いずみのなかから地上にでることだけがのぞみと謙虚なアリ・ジャンでしたが、デウは金貨のいっぱいはいったさいふもくれました。
キャラバンにおいついたアリ・ジャンがデウにもらったさいふを商人にみせると、主人は手紙を書いて、馬で家に帰って、主人の娘と結婚式をあげる準備をするよういいつけます。
ここでは、たいてい第三者が手紙を読むのがほとんどですが、アリ・ジャンは文字も学んでいます。
手紙には、うまくだましてアリ・ジャンの首はねるようと書かれていました。
手紙をかきかえたアリ・ジャンは主人のむすめと二日間にわたって結婚式を挙げます。
夜遅く帰ってきた主人が家の門をたたいてなかにはいろうとすると門はあきません。塀をよじのぼって庭に入ると、家で働いている男たちにつかまり、ぼうで袋叩きされてしまます。
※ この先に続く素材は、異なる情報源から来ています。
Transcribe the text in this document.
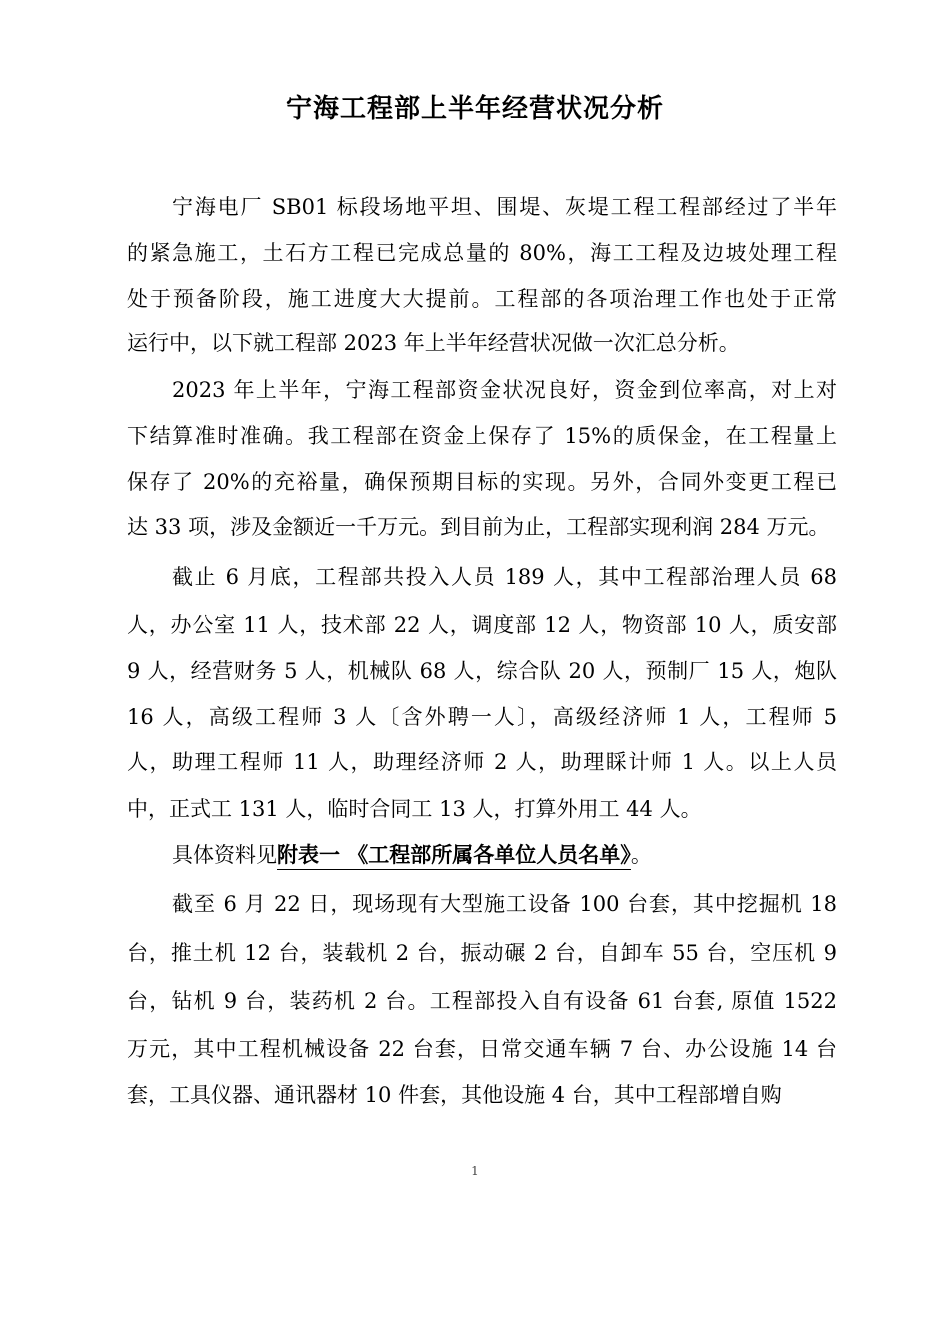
宁海工程部上半年经营状况分析

宁海电厂 SB01 标段场地平坦、围堤、灰堤工程工程部经过了半年

的紧急施工，土石方工程已完成总量的 80%，海工工程及边坡处理工程

处于预备阶段，施工进度大大提前。工程部的各项治理工作也处于正常

运行中，以下就工程部 2023 年上半年经营状况做一次汇总分析。

2023 年上半年，宁海工程部资金状况良好，资金到位率高，对上对

下结算准时准确。我工程部在资金上保存了 15%的质保金，在工程量上

保存了 20%的充裕量，确保预期目标的实现。另外，合同外变更工程已

达 33 项，涉及金额近一千万元。到目前为止，工程部实现利润 284 万元。

截止 6 月底，工程部共投入人员 189 人，其中工程部治理人员 68

人，办公室 11 人，技术部 22 人，调度部 12 人，物资部 10 人，质安部

9 人，经营财务 5 人，机械队 68 人，综合队 20 人，预制厂 15 人，炮队

16 人，高级工程师 3 人〔含外聘一人〕，高级经济师 1 人，工程师 5

人，助理工程师 11 人，助理经济师 2 人，助理睬计师 1 人。以上人员

中，正式工 131 人，临时合同工 13 人，打算外用工 44 人。

具体资料见附表一 《工程部所属各单位人员名单》。

截至 6 月 22 日，现场现有大型施工设备 100 台套，其中挖掘机 18

台，推土机 12 台，装载机 2 台，振动碾 2 台，自卸车 55 台，空压机 9

台，钻机 9 台，装药机 2 台。工程部投入自有设备 61 台套, 原值 1522

万元，其中工程机械设备 22 台套，日常交通车辆 7 台、办公设施 14 台

套，工具仪器、通讯器材 10 件套，其他设施 4 台，其中工程部增自购

1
というのはアリ・ジャンが商売にでかけるまえに、夜になったら家の門をけっしてあけてはいけない、だれかが塀をのりこえてはいってこようとしたら、すぐにつかまえ、むちでこらしめるよう命じておいたためでした。
妻が手紙の通りむすめと結婚式をあげさせたと聞いた商人の主人は「自分がよくばりだったために罰せられたのだ」と、さとります。
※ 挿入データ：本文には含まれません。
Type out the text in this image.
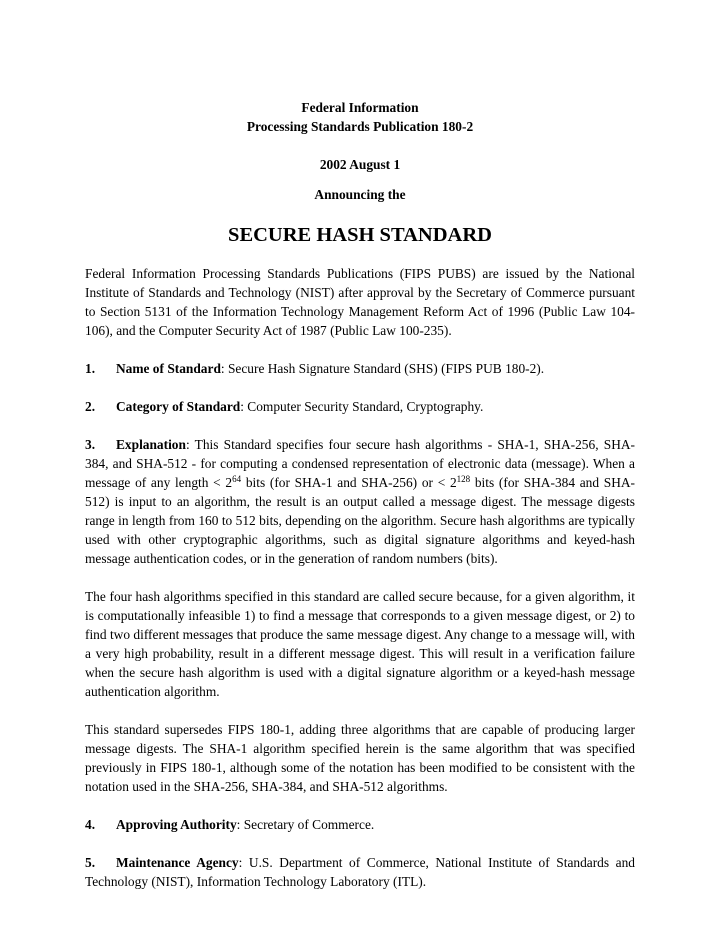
Federal Information
Processing Standards Publication 180-2
2002 August 1
Announcing the
SECURE HASH STANDARD

Federal Information Processing Standards Publications (FIPS PUBS) are issued by the National Institute of Standards and Technology (NIST) after approval by the Secretary of Commerce pursuant to Section 5131 of the Information Technology Management Reform Act of 1996 (Public Law 104-106), and the Computer Security Act of 1987 (Public Law 100-235).

1. Name of Standard: Secure Hash Signature Standard (SHS) (FIPS PUB 180-2).

2. Category of Standard: Computer Security Standard, Cryptography.

3. Explanation: This Standard specifies four secure hash algorithms - SHA-1, SHA-256, SHA-384, and SHA-512 - for computing a condensed representation of electronic data (message). When a message of any length < $2^{64}$ bits (for SHA-1 and SHA-256) or < $2^{128}$ bits (for SHA-384 and SHA-512) is input to an algorithm, the result is an output called a message digest. The message digests range in length from 160 to 512 bits, depending on the algorithm. Secure hash algorithms are typically used with other cryptographic algorithms, such as digital signature algorithms and keyed-hash message authentication codes, or in the generation of random numbers (bits).

The four hash algorithms specified in this standard are called secure because, for a given algorithm, it is computationally infeasible 1) to find a message that corresponds to a given message digest, or 2) to find two different messages that produce the same message digest. Any change to a message will, with a very high probability, result in a different message digest. This will result in a verification failure when the secure hash algorithm is used with a digital signature algorithm or a keyed-hash message authentication algorithm.

This standard supersedes FIPS 180-1, adding three algorithms that are capable of producing larger message digests. The SHA-1 algorithm specified herein is the same algorithm that was specified previously in FIPS 180-1, although some of the notation has been modified to be consistent with the notation used in the SHA-256, SHA-384, and SHA-512 algorithms.

4. Approving Authority: Secretary of Commerce.

5. Maintenance Agency: U.S. Department of Commerce, National Institute of Standards and Technology (NIST), Information Technology Laboratory (ITL).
他の話では、主人が結婚するための難題をだすケースがほとんどですが、ここではいさぎよく反省します。
アリ・ジャンがはじめに学んだチェスがでてこないとおもっているとちゃんと出番があります。
チェス自慢の王さまに勝ったら王位をゆずるが、負けたものは命がなくなるという勝負でした。
もちろん、ここでもアリ・ジャンが勝つのですが、王座にはつきたくない、ただ故郷にかえりたいと謙虚です。
「どんなことでもしてあげよう」「王座をゆずる」といわれても辞退する潔さ、ほかの話ではあまりみられません。